The types of Access Control are :

• DAC
• MAC
• RBAC 

Discretionary Access Control – DAC

A system that uses discretionary access control (DAC) allows the holder of the resource to specify which subjects can access specific resources. This model is called discretionary as the control of access is based on the discretion of the owner.

For example, a manager for a definite department in the Custom software development company might be made the holder of the files and resources within his/her domain.

The most common application of DAC is through ACLs, which are spoken and fixed by the owners and enforced by the operating system.

• DAC permits the privileges i.e. granting and revoking of access control to be left to the discretion of the individual users
• It is highly flexible 
• Not appropriate for –
  -- High assurance systems, e.g. a military system 
  -- Many complex commercial security requirements 
• It is Identity-based 

Mandatory Access Control –MAC

In a mandatory access control (MAC) model, users and data owners do not have asmuch liberty to determine who can access files. The operating system makes the final conclusion and can outweigh the users’ wishes.

This model is much more structured and strict and is based on a security label system. Users are provided a security clearance (secret, top secret, confidential, and undefined), and data is classified in the same way. The clearance and grouped data is stored in the security labels, which are bound to the specific subjects and objects.

A given IT infrastructure in software development company can implement MAC systems in many places and at different levels. OS uses MAC to guard files and directories.

Database management systems apply MAC to regulate access to tables and views. Best commercially available application systems apply MAC, often independent of the operating systems and/or DBMSs on which they are installed.

OS constrains the ability of a subject or initiator to access or perform some operation on the object. Subject is usually a process thread and objects are constructs like files, tcp/udp ports, shared memory segments etc.

Whenever Subject tries to access Object, an authorization rule enforced by the operating system kernel inspects the security attributes and chooses whether access can take place.

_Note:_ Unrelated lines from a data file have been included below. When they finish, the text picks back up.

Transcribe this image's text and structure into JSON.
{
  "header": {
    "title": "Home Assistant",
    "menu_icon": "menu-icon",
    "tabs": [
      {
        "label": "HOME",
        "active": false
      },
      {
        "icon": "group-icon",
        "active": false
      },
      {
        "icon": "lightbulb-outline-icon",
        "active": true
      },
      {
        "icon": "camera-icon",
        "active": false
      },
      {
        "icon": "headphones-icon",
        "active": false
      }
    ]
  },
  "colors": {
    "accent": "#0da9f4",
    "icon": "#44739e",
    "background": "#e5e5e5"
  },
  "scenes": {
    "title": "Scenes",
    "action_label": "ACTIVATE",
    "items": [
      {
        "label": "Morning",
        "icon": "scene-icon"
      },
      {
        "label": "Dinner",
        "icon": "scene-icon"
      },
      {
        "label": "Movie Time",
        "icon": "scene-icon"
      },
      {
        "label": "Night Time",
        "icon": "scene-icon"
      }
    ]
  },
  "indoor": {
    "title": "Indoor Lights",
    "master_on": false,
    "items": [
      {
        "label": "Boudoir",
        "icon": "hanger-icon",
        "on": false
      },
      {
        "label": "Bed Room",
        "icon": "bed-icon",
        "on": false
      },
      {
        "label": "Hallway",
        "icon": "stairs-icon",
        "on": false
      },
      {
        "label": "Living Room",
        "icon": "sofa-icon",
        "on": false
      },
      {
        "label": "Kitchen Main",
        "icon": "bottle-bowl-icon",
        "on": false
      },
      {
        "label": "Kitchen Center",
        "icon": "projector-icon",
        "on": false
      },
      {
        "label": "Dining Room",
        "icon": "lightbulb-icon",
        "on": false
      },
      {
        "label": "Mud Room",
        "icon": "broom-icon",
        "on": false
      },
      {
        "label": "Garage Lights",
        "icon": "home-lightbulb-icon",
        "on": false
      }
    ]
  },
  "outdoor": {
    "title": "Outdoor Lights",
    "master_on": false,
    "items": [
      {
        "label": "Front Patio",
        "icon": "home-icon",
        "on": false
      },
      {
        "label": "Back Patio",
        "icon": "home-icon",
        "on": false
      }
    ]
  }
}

Information classification is necessary, label-based

• Well suited to the requirements of government and industry organizations that process classified and sensitive information 
• Such environments usually require the ability to control actions of individuals beyond just an individual's capability to access information permitting to how that information is labeled based on its sensitivity 

RBAC 

• In RBAC model, a role is well-defined in terms of the tasks and operations that the role will need to carry out, whereas a DAC sketches which subjects can access what objects. 
• RBAC uses a centrally administrated set of controls to determine how subjects and objects act together. This type of model allows access to resources to be based on the role the user holds within the company example Software Development Company. 
• A role can be thought of as a set of transactions that a user or set of users can perform within the context of an organization i.e. a collection of permissions.
• A transaction can be thought of as a transformation procedure plus a set of associated data items 
• Roles are group oriented; created for job functions 
• Roles are plotted on the principle of least privilege 
• Role-based access control policy bases access control decisions on the functions a user is permitted to perform within an organization 
• RBAC provides a means of naming and describing many-to-many relationships between individuals and rights 
• A user has access to an object based on the assigned role. 
• Roles are defined based on job functions. 
• Permissions are defined based on job authority and responsibilities within a job function. 
• Operations on an object are invocated based on the permissions. 
• The object is concerned with the user’s role and not the user. 

Conclusion: 

Thus, the Custom Software Development Company should carry out structured ways for Access Control and assigning roles to the employees based on the privileges. This leads to secure access and intact security in the company or a firm which restrict the entities from using unauthorised information.